Yikes! The rumored Nikon D800.

Started Oct 5, 2011 | Discussions thread
bobn2 Forum Pro • Posts: 60,519
Part 2

orpheo wrote:
Thanks for your answer.

bobn2 wrote:

We can accurately predict the performance of the three sensors from the measurements DxO has made of the pixels.
D700 pixel has 38% quantum efficiency and 5.3 e- read noise
D3s pixel has 57% quantum efficiency and 2.8 e- read noise
D7000 pixel has 48% quantum efficiency and 2.5 e- read noise (4.3 e- at 12MP FX)
So for the same exposure, the photoelectrons collected compared to D3s, will be

D7000 FX 0.84x, giving a highlight/mid-tone noise of 1.1x, basically 0.25 stop worse.

D700 0.66x, giving a highlight/mid tone noise of 1.25x, basically 0.6 stop worse
In the shadows, again based on the D3s we'd get

D7000 FX, noise is 1.54x, D700 noise is 1.9x.

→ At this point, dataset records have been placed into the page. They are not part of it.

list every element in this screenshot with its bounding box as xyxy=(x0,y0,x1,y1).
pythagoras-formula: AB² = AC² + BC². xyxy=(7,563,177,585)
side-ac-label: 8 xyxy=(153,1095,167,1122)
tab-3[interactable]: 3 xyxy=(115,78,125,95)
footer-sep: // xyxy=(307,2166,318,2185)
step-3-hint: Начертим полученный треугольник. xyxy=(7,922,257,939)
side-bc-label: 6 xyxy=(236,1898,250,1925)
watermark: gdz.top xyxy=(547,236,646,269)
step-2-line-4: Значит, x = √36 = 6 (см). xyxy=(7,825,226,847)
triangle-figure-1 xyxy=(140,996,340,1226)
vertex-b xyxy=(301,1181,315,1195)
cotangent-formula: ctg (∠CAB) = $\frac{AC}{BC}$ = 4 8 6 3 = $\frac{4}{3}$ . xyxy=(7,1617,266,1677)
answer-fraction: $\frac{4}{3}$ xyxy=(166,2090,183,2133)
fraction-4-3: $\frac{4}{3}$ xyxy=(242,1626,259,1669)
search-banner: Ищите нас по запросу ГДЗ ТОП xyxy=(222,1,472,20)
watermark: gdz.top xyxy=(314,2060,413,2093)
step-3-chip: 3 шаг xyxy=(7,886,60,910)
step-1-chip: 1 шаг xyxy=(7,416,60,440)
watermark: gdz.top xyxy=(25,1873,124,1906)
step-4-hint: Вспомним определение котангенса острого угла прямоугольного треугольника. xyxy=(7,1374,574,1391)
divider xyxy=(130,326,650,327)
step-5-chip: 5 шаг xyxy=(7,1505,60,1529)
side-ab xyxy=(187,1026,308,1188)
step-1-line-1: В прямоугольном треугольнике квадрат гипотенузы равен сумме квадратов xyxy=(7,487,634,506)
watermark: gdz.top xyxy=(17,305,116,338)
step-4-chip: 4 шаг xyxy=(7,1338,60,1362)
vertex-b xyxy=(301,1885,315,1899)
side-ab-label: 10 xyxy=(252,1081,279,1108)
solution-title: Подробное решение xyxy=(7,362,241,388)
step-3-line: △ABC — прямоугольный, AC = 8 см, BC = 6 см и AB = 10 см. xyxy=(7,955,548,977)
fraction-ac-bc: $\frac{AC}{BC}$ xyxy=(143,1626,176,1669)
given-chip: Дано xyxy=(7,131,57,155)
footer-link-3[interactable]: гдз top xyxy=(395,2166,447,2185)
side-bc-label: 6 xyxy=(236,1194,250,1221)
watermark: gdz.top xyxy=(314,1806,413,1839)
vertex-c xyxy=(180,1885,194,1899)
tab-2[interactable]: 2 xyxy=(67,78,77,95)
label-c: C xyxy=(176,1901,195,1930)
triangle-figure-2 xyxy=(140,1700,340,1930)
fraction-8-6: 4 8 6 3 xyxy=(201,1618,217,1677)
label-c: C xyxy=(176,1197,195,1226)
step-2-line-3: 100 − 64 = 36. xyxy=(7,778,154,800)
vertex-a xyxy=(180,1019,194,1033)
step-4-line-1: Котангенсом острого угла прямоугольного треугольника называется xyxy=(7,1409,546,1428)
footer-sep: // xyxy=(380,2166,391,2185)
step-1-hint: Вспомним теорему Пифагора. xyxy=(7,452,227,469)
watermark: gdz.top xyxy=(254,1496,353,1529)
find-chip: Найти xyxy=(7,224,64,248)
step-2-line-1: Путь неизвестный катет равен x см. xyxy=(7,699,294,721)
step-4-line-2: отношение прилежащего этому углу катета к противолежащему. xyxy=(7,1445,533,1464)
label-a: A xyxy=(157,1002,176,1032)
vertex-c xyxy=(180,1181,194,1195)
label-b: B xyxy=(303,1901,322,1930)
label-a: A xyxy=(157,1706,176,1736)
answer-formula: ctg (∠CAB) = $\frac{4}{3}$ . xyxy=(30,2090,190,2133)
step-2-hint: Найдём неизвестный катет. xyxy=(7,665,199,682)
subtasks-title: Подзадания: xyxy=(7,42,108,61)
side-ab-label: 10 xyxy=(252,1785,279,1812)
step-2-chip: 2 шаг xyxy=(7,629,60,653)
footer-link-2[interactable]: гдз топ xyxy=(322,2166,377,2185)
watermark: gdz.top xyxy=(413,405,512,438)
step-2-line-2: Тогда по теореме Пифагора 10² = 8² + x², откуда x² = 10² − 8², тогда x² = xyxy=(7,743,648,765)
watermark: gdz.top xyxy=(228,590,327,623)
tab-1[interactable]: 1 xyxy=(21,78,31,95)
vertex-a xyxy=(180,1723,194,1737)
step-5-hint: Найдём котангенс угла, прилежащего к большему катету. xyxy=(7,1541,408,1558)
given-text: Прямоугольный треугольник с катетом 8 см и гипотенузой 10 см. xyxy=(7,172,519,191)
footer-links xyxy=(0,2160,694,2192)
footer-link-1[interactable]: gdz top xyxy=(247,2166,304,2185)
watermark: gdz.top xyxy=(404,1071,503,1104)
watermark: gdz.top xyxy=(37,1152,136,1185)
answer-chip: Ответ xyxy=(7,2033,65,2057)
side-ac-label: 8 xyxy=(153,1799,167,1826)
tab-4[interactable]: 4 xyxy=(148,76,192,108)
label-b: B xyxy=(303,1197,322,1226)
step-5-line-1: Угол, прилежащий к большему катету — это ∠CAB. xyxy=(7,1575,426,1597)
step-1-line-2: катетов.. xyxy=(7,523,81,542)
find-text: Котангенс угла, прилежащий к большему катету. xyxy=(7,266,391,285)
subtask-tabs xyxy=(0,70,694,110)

One way of looking at the combined effects is 'tonal range', as defined by DxO. In this case we get, at 25k ISO
D3s - 5.5 bits
D7000 FX - 5.1 bits
D700 - 5.09 bits
Thus this will be a little better than the D700, a bit behind the D3s.
This is based on measurements and analysis.

I can't quite follow all of your math
(by the way, where do you find that data?)

http://www.sensorgen.info , I don't find it, I produce it from DxO data.

but I'd translate it to that: enlarge the D7000s-Sensor to FF and you end up with about 37MP while pixelsize stays the same. The low-light-perf will rise according to the larger total light collecting area and the result will still be better than with the 3x bigger pixels of the much older D700. Is that correct?


The pure pixelsize-is-all-theory would propably say it stays the same and only rises a little when the image is downsized.

It will be wrong, then. Read here http://theory.uchicago.edu/~ejm/pix/20d/tests/noise/

My guess is, it will be somewhere in between.
So my question is, where is the tipping point?

somewhere very small, a long way below what we've seen yet.

Or back to Nikon 1: that would result in a 74MP FF-Sensor with the same DxO-sports-score as the D3s?


And they only don't build that yet because of speed-considerations or production-cost or something like that?

We don't know what they'll put in the D4 yet. The processor in the 1 series will do 24MP at 24FPS, that might just be what Nikon does, it would be very interesting.

But then surely there would exist some high-tech-camera maybe for astronomy-uses that already has such a sensor - do you know of any example?

Actually, it is unlikely. The consumer CMOS sensors are a different design branch to the CCD's typically used in science, and science doesn't have the investment to produce something similar.

At the end of the day, I'm interested in understanding technical aspects to a certain degree and that is why I read and discuss in threads like this from time to time.

But as a consumer I just want a camera to fit my Canon-lenses, which at least equals the low-light-perf of a Nikon D700 (but "usable" up to 25k).

The 5DII is pretty close, what does for it is the pattern noise.

I would actually prefer, if it could be done with less than 36MP, so I don't have to buy a new computer yet Other than that I really don't care how much MP it has, as long as it doesn't go below 12. (Of course there is some other criteria like pricerange, size+weight, AF and so on.)

So perhaps my conclusion, Canon could do it if only they wouldn't squeze so many pixels on their sensors, is not scientifically correct. But I'm afraid it might be true in the reality of the cameras to come next.

I think Canon won't change how they go about things. Nikon seems to, when they see an advantage.